München, Muffathalle, 11.12.2003

Es war mal wieder eine Woche der Dinosaurier in München und Urviecher faszinieren die Menschen nunmal. Bei MOTÖRHEAD am Tag zuvor waren sie alle da, die Steinzeitforscher, und zu URIAH HEEP und BLUE ÖYSTER CULT rannten sie (in altersgerechtem Tempo natürlich) auch in Scharen. Nur meine Freunde aus der Fascho-Abteilung kamen nicht, für die ist Lady In Black entweder zu kompliziert oder sie halten es für ein Statement gegen Apartheid. Ihr habt mir nicht gefehlt, Freunde.
Die Muffathalle - optisch und akustisch übrigens ein wunderbarer Saal - war gesteckt voll; ich wundere mich wirklich, warum so viele unserer alten Helden seit einigen Jahren wieder eine solche Renaissance erfahren. Klar, HEEP waren nie schlecht, PURPLE sind momentan wieder völlig obenauf und ganz viele andere sind nach wie vor Garanten für phantastischen Classic Rock. Es sei allen vergönnt, dass die Hallen voll sind. Aber ich wünsche mir inständig, dass all die Fans auch den kleinen, jungen und/oder unbekannten Bands in den Clubs wieder eine Chance geben. Hey, Ihr verpasst mächtig viel geniale Musik!

Genug gejammert, zum Thema. BLUE ÖYSTER CULT wurden vor 25 Jahren, in Ermangelung anderer Begriffe, als "intelligenteste Heavy Metal Band aller Zeiten", als "Science Fiction-Hardrocker" oder als "Progressive-Band mit infernalisch harten Gitarren" bezeichnet (Quellen: Sounds, Musik Express, Rolling Stone, Rock Musik Lexikon). Also, ich persönlich mochte die Band für ihre ziemlich genialen melodischen Boogie-Kracher, die grandiosen Gitarrenwände und für ihre ausgesprochen durchdachten Arrangements, die aber zum größten Teil immer auf gutem altem Hard Rock basierten und mit Sci-Fi und Gruselrock so viel zu tun hatten wie Elton John mit AC/DC. Heavy Rock mit Hirn und kompositorischem Geschick, amerikanisch und trotzdem mit Blick nach England (die BEATLES tauchen immer wieder als Einfluss auf), ausgefeilteste Gesangspassagen und herzerweichende und schmalzfreie Balladen waren das Markenzeichen. Und sind es bis heute. Darüber hinaus haben BÖC mit ihren beiden letzten Studioalben "Heaven Forbid" und "Curse Of The Hidden Mirror" zwei mehr als bemerkenswerte (und leider missachtete) Scheiben abgeliefert.

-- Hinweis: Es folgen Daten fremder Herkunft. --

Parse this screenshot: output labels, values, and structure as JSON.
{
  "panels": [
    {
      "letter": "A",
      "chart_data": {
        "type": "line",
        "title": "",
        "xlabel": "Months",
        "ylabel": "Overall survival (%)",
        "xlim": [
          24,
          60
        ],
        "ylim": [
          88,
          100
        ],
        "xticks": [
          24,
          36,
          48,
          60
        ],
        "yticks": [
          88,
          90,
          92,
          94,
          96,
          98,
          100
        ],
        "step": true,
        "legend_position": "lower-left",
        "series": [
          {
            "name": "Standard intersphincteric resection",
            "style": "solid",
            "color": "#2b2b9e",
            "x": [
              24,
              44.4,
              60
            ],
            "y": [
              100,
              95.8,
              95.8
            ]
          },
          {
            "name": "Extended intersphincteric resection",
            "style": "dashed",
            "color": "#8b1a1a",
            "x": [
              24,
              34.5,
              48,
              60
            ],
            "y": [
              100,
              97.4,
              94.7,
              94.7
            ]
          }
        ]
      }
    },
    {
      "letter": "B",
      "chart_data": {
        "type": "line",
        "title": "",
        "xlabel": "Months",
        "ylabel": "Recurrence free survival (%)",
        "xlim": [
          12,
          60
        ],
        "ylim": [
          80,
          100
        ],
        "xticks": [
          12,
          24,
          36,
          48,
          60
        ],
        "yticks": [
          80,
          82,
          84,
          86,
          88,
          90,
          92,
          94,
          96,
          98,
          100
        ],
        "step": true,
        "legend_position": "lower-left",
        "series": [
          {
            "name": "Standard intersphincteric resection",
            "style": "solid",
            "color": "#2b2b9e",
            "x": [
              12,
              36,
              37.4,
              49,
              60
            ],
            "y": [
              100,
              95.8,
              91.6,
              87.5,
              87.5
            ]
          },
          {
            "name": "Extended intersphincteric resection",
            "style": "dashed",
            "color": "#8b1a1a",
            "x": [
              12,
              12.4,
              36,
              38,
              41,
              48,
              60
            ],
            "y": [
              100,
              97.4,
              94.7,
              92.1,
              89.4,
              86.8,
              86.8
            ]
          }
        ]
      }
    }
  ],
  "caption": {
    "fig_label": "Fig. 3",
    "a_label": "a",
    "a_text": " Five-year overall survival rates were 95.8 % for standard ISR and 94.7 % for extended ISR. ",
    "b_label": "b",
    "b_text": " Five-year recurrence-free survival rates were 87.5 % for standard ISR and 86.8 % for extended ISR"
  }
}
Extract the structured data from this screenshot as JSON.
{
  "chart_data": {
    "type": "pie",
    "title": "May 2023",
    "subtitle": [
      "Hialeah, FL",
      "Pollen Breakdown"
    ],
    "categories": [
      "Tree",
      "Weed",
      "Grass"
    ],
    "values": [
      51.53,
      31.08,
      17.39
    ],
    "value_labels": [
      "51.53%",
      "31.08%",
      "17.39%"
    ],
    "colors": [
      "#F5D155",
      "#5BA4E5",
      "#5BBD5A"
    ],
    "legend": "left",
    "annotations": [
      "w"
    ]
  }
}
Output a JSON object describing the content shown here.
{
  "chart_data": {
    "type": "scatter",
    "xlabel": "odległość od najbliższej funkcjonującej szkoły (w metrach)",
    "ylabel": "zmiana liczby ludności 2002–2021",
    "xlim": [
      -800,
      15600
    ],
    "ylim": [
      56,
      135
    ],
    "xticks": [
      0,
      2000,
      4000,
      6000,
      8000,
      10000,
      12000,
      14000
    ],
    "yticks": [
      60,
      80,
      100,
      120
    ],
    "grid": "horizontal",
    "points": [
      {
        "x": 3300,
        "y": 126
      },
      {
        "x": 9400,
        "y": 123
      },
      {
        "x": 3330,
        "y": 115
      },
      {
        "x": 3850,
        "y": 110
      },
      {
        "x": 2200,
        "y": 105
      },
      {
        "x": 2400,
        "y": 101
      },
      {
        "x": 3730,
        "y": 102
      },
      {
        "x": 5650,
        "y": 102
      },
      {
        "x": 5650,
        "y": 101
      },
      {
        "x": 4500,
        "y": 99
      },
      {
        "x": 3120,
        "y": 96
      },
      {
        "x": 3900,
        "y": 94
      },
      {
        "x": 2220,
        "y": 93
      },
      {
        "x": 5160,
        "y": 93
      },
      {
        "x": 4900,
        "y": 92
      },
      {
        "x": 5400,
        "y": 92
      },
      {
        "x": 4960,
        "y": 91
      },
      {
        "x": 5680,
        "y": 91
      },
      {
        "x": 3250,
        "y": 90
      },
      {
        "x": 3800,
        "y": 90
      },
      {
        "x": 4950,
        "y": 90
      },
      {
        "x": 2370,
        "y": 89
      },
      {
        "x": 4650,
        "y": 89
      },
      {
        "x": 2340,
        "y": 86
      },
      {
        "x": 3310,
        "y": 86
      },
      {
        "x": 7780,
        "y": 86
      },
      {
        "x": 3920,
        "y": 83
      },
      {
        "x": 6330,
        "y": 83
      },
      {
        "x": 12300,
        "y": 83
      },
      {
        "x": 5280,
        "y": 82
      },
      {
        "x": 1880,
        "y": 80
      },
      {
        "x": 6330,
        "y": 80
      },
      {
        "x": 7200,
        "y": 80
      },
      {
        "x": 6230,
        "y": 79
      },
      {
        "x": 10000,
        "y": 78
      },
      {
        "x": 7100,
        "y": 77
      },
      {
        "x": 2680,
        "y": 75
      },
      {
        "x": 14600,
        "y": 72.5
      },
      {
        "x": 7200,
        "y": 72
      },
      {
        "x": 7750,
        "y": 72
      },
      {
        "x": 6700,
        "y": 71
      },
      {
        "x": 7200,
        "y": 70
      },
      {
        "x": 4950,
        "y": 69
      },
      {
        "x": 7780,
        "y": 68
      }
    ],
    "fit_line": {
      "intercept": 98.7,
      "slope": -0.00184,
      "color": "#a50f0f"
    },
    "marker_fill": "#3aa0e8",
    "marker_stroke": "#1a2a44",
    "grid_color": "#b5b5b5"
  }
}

Seit einigen Jahren sind BÖC wieder in fester Besetzung unterwegs, aus Ur-Zeiten sind immerhin noch Eric Bloom (Vocals, Guitars, Keyboards), Donald "Buck Dharma" Roeser (Guitar) und Allen Lanier (Keyboards, Guitar) dabei, dazu kommt Schlagzeug-Legende Bobby Rondinelli (Black Sabbath, Rainbow, Doro u.v.a.) und der "Neue" am Bass, Danny Miranda, auch immerhin seit 8 Jahren dabei.
Diese Besetzung, tolles Licht, perfekter Sound, einen ganzen Arsch voller Klassiker und neue Klassesongs am Fließband, das sollte doch für eine gewaltiges Konzert reichen, oder?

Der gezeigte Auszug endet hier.